Mangez-vous assez de protéines ?
Pourquoi le petit-déjeuner est le plus simple point de départ
Voici une question qui mérite qu'on s'y arrête : mangez-vous vraiment assez de protéines, ou juste assez pour tenir ? La plupart d'entre nous se trouvent entre les deux. Et cela se voit en silence : un coup de fatigue vers 11h, des fringales avant le déjeuner, un muscle plus difficile à garder au fil des années.
Les protéines ne servent pas à prendre du volume. Ce sont les briques que votre corps reconstruit chaque jour : muscles, peau, cheveux, hormones, enzymes.
Pourquoi c'est encore plus vrai en vieillissant
Le muscle décline naturellement avec l'âge (on parle de sarcopénie). Les protéines ralentissent ce processus.
Peau et cheveux sont construits à partir du même matériau : assez de protéines se voit sur les deux.
Poids, glycémie et densité osseuse se gèrent tous plus facilement avec un apport régulier.
Bien vieillir n'est pas seulement une question de ce qu'on retire. C'est souvent une question de ce qu'on ne mange pas assez.
Le matin donne le ton
Les protéines au petit-déjeuner ne sont pas une mode, c'est une question de timing. Voici ce qui change quand vous commencez la journée avec :
Plus de pic de glycémie suivi du coup de barre de 11h.
Moins de fringales dans l'après-midi.
Une concentration plus nette et une humeur plus stable, grâce à la synthèse de dopamine.
Le ton hormonal de toute votre journée (cortisol, insuline, leptine) qui se règle dès le matin.
Quelle quantité est vraiment suffisante ?
Selon l'ANSES, les besoins d'un adulte vont de 0,83g à 2,2g de protéines par kilo de poids corporel et par jour, selon l'âge, le poids et le niveau d'activité. Un repère plus simple pour la plupart des repas : viser environ 30g de protéines par repas. Plus si vous êtes très active. Plus en périménopause, quand la perte musculaire s'accélère et que le corps demande un peu plus de soutien.

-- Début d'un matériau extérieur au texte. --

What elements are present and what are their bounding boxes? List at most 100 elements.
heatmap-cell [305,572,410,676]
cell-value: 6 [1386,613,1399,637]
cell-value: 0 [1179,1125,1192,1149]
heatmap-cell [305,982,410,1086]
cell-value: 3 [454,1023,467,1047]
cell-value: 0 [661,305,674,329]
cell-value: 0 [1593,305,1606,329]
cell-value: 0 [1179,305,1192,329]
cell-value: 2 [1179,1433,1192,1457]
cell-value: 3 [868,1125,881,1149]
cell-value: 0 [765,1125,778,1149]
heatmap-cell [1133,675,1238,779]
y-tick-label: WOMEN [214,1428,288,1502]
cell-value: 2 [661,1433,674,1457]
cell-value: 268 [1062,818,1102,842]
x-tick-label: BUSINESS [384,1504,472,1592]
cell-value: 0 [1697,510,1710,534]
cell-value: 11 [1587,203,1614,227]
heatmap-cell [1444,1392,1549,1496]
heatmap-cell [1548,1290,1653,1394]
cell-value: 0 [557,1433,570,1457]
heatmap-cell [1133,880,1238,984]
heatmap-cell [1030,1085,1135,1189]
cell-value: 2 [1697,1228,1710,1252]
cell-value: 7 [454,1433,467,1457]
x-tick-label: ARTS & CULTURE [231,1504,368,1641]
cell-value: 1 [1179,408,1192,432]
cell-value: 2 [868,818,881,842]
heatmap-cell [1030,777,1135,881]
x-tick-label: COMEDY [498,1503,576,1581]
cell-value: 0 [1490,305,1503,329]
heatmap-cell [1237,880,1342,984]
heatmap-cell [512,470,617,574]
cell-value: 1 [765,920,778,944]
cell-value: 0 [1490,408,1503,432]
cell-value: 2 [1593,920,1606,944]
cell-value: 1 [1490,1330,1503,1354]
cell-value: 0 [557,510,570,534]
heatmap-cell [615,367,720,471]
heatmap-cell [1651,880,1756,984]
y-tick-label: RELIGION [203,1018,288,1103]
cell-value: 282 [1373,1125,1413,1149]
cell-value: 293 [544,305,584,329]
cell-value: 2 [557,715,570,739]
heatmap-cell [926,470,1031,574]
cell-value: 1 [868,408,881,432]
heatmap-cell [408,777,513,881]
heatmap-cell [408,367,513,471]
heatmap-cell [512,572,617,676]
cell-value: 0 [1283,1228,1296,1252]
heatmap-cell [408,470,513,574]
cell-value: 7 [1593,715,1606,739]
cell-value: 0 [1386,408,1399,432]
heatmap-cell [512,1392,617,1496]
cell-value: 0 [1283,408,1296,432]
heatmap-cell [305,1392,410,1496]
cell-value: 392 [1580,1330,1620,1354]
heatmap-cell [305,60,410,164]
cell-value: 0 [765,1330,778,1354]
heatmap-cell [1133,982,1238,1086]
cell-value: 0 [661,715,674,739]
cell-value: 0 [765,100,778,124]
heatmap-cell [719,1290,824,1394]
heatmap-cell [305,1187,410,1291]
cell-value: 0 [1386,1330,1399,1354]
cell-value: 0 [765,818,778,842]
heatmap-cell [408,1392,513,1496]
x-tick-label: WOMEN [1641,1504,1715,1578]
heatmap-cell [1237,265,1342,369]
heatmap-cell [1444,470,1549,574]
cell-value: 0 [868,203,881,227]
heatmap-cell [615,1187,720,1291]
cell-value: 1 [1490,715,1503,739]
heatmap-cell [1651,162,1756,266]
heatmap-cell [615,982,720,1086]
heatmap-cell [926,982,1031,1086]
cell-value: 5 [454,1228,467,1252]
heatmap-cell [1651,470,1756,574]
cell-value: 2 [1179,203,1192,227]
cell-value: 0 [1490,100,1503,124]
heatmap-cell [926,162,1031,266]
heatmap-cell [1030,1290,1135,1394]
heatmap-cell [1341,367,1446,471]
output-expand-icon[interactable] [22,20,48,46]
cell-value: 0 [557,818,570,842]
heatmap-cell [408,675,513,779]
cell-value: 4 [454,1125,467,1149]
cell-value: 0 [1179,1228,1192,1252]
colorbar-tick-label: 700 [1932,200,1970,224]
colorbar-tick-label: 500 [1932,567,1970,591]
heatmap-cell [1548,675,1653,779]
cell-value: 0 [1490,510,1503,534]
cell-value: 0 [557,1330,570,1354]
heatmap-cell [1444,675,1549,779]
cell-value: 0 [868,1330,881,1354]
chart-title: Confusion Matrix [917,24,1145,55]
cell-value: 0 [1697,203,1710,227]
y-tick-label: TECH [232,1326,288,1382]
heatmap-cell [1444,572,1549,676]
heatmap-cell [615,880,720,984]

Mais 30g de protéines, ce n'est pas 30g d'aliment. Un œuf, c'est seulement 6g. Atteindre 30g suppose presque toujours de combiner plusieurs sources, pas de manger une plus grosse assiette d'une seule chose.
1 œuf = 6g de protéines
100g de skyr = 10g de protéines
100g de sardines = 20g de protéines
100g de poulet ou poisson = 25g de protéines
Animal ou végétal : le vrai arbitrage
Les sources animales (œufs, poisson, produits laitiers, viande) sont complètes : elles apportent tous les acides aminés essentiels que votre corps ne sait pas fabriquer lui-même, sous une forme facilement assimilable.
Les sources végétales sont le plus souvent incomplètes, avec un piège en prime : les légumineuses et céréales contiennent aussi des anti-nutriments comme les phytates et les lectines, qui réduisent ce que vous absorbez réellement. Pour atteindre le même apport, il faut généralement plus d'aliments et plus de glucides avec.
Devenir végétarienne est un choix valable, souvent plus éthique. Il demande simplement un peu plus d'attention : associer légumineuses et céréales pour obtenir un profil plus complet (riz et lentilles, quinoa et pois chiches) et consommer des protéines à trois moments de la journée plutôt qu'à deux.
Idées de petit-déjeuner, chacune autour de 30g de protéines :
2 œufs, un petit bol de skyr et une cuillère de fromage blanc (30g).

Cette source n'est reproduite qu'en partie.